How many times have you derailed your consist where the cars fall off the track like dominoes to the inside of a curve? If you are like me, you have "enjoyed" the experience more than once.









Apparently UP is getting into the full scale replication of such events.

This photo is from a URL to the Denver Post.
The URL for the whole article is http://www.denverpost.com/news/ci_13978994











This photo is from a link to the Boston Globe.


----------



## coyote97 (Apr 5, 2009)

wow---was this really due to a "was-pulled-inside"-effect????? 
I never go by rail,anymore---lol. 

Fun aside...hope noone got hurt. 
Besides, that is an amount of money that layes there in the dirt..wow. 

Frank


----------



## SailorDon (Jan 6, 2008)

Posted By coyote97 on 17 Dec 2009 06:40 AM 
wow---was this really due to a "was-pulled-inside"-effect????? 
There is an on-going accident investigation, so the exact cause of this "pull-inside" derailment isn't known.

5 locomotives pulling 94 cars upgrade. The report said the derailment occurred at the back 1/3 of the train and the cars were empty. I would have expected the leading cars to "pull-in", but maybe the front cars were loaded which held them to the track.


----------



## on30gn15 (May 23, 2009)

Posted By SailorDon on 17 Dec 2009 01:28 PM 
Posted By coyote97 on 17 Dec 2009 06:40 AM 
wow---was this really due to a "was-pulled-inside"-effect????? 
... 5 locomotives pulling 94 cars upgrade. ...




All those locos at the head end or were there pushers using distributed power type operation?


----------



## SailorDon (Jan 6, 2008)

Posted By on30gn15 on 17 Dec 2009 04:40 PM 


All those locos at the head end or were there pushers using distributed power type operation? 


The news report didn't say.


----------



## coyote97 (Apr 5, 2009)

its not allways bad to have weak couplers... 
In Germany, there were several problems with the heavy steam engines BR44 while pulling and pushing trains over the black forest ramp.

due to very different track conditions through tunnels and snow and rain it could happen the pulling/pushing loco created a big force-pike due to slipping. When this occured, it could happen that the couples cracked.

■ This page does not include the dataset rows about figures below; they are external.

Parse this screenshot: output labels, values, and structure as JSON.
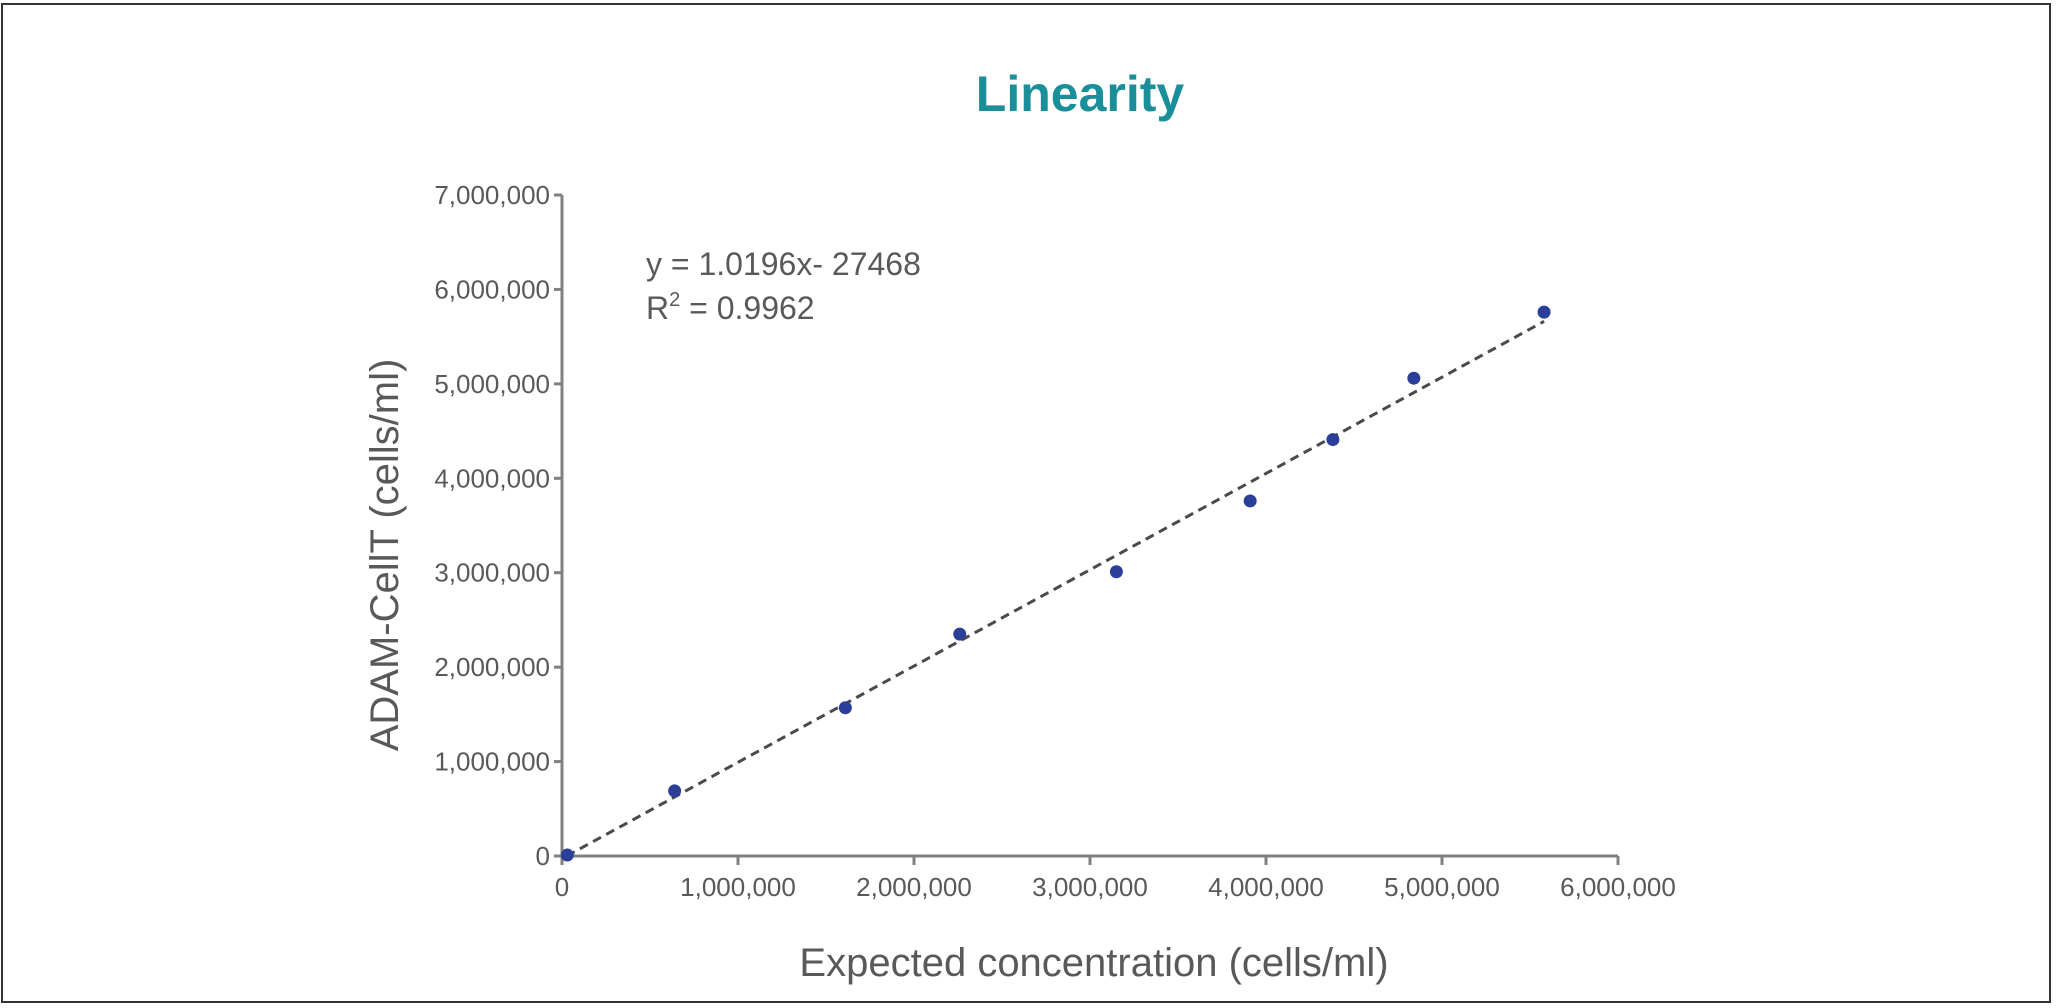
{
  "chart_data": {
    "type": "scatter",
    "title": "Linearity",
    "xlabel": "Expected concentration (cells/ml)",
    "ylabel": "ADAM-CellT (cells/ml)",
    "xlim": [
      0,
      6000000
    ],
    "ylim": [
      0,
      7000000
    ],
    "x_ticks": [
      0,
      1000000,
      2000000,
      3000000,
      4000000,
      5000000,
      6000000
    ],
    "x_tick_labels": [
      "0",
      "1,000,000",
      "2,000,000",
      "3,000,000",
      "4,000,000",
      "5,000,000",
      "6,000,000"
    ],
    "y_ticks": [
      0,
      1000000,
      2000000,
      3000000,
      4000000,
      5000000,
      6000000,
      7000000
    ],
    "y_tick_labels": [
      "0",
      "1,000,000",
      "2,000,000",
      "3,000,000",
      "4,000,000",
      "5,000,000",
      "6,000,000",
      "7,000,000"
    ],
    "grid": false,
    "points": [
      {
        "x": 30000,
        "y": 10000
      },
      {
        "x": 640000,
        "y": 690000
      },
      {
        "x": 1610000,
        "y": 1570000
      },
      {
        "x": 2260000,
        "y": 2350000
      },
      {
        "x": 3150000,
        "y": 3010000
      },
      {
        "x": 3910000,
        "y": 3760000
      },
      {
        "x": 4380000,
        "y": 4410000
      },
      {
        "x": 4840000,
        "y": 5060000
      },
      {
        "x": 5580000,
        "y": 5760000
      }
    ],
    "trendline": {
      "style": "dashed",
      "slope": 1.0196,
      "intercept": -27468,
      "x_range": [
        0,
        5580000
      ],
      "equation_label": "y = 1.0196x- 27468",
      "r2_label": "R",
      "r2_superscript": "2",
      "r2_value_label": " = 0.9962"
    },
    "colors": {
      "title": "#1b8f99",
      "points": "#2b3f99",
      "trendline": "#4a4a4a",
      "axis": "#808080",
      "text": "#595959"
    }
  }
}
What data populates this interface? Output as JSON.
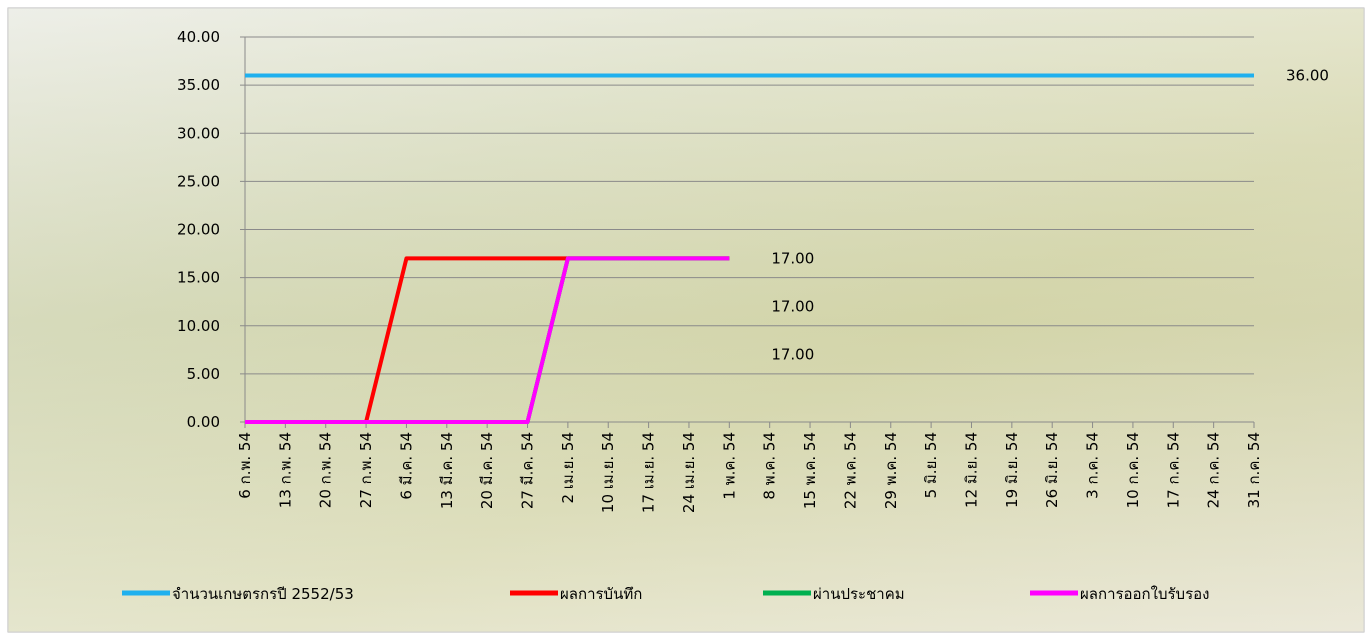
{
  "chart_data": {
    "type": "line",
    "categories": [
      "6 ก.พ. 54",
      "13 ก.พ. 54",
      "20 ก.พ. 54",
      "27 ก.พ. 54",
      "6 มี.ค. 54",
      "13 มี.ค. 54",
      "20 มี.ค. 54",
      "27 มี.ค. 54",
      "2 เม.ย. 54",
      "10 เม.ย. 54",
      "17 เม.ย. 54",
      "24 เม.ย. 54",
      "1 พ.ค. 54",
      "8 พ.ค. 54",
      "15 พ.ค. 54",
      "22 พ.ค. 54",
      "29 พ.ค. 54",
      "5 มิ.ย. 54",
      "12 มิ.ย. 54",
      "19 มิ.ย. 54",
      "26 มิ.ย. 54",
      "3 ก.ค. 54",
      "10 ก.ค. 54",
      "17 ก.ค. 54",
      "24 ก.ค. 54",
      "31 ก.ค. 54"
    ],
    "series": [
      {
        "name": "จำนวนเกษตรกรปี  2552/53",
        "color": "#1fb0ee",
        "values": [
          36,
          36,
          36,
          36,
          36,
          36,
          36,
          36,
          36,
          36,
          36,
          36,
          36,
          36,
          36,
          36,
          36,
          36,
          36,
          36,
          36,
          36,
          36,
          36,
          36,
          36
        ],
        "value_labels": [
          null,
          null,
          null,
          null,
          null,
          null,
          null,
          null,
          null,
          null,
          null,
          null,
          null,
          null,
          null,
          null,
          null,
          null,
          null,
          null,
          null,
          null,
          null,
          null,
          null,
          "36.00"
        ]
      },
      {
        "name": "ผลการบันทึก",
        "color": "#ff0000",
        "values": [
          0,
          0,
          0,
          0,
          17,
          17,
          17,
          17,
          17,
          17,
          17,
          17,
          17,
          null,
          null,
          null,
          null,
          null,
          null,
          null,
          null,
          null,
          null,
          null,
          null,
          null
        ],
        "value_labels": [
          null,
          null,
          null,
          null,
          null,
          null,
          null,
          null,
          null,
          null,
          null,
          null,
          "17.00",
          null,
          null,
          null,
          null,
          null,
          null,
          null,
          null,
          null,
          null,
          null,
          null,
          null
        ]
      },
      {
        "name": "ผ่านประชาคม",
        "color": "#00b050",
        "values": [
          0,
          0,
          0,
          0,
          0,
          0,
          0,
          0,
          17,
          17,
          17,
          17,
          17,
          null,
          null,
          null,
          null,
          null,
          null,
          null,
          null,
          null,
          null,
          null,
          null,
          null
        ],
        "value_labels": [
          null,
          null,
          null,
          null,
          null,
          null,
          null,
          null,
          null,
          null,
          null,
          null,
          "17.00",
          null,
          null,
          null,
          null,
          null,
          null,
          null,
          null,
          null,
          null,
          null,
          null,
          null
        ]
      },
      {
        "name": "ผลการออกใบรับรอง",
        "color": "#ff00ff",
        "values": [
          0,
          0,
          0,
          0,
          0,
          0,
          0,
          0,
          17,
          17,
          17,
          17,
          17,
          null,
          null,
          null,
          null,
          null,
          null,
          null,
          null,
          null,
          null,
          null,
          null,
          null
        ],
        "value_labels": [
          null,
          null,
          null,
          null,
          null,
          null,
          null,
          null,
          null,
          null,
          null,
          null,
          "17.00",
          null,
          null,
          null,
          null,
          null,
          null,
          null,
          null,
          null,
          null,
          null,
          null,
          null
        ]
      }
    ],
    "ylim": [
      0,
      40
    ],
    "yticks": [
      {
        "value": 0,
        "label": "0.00"
      },
      {
        "value": 5,
        "label": "5.00"
      },
      {
        "value": 10,
        "label": "10.00"
      },
      {
        "value": 15,
        "label": "15.00"
      },
      {
        "value": 20,
        "label": "20.00"
      },
      {
        "value": 25,
        "label": "25.00"
      },
      {
        "value": 30,
        "label": "30.00"
      },
      {
        "value": 35,
        "label": "35.00"
      },
      {
        "value": 40,
        "label": "40.00"
      }
    ],
    "grid": true,
    "legend": "bottom"
  }
}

US or russan couplers wont crack......seems the world will crack before those couplers will.


Frank


----------



## aceinspp (Jan 2, 2008)

This action is known as string lining the cars. It can happen but would be unusual to happen towards the end of the train. With out a few more details about the track structure in the area suxh as % of grade, degree of curve and better picsof the track, it's any bodys guess for now. They also could have gotten a draw bar and could have cuased the derailment. Lot of ifs. I could mention a bunch but need the added info. Later RJD


----------



## NTCGRR (Jan 2, 2008)

Great work on the weathering of your cars Don, scenary is outstanding.... 
Keep us posted.


----------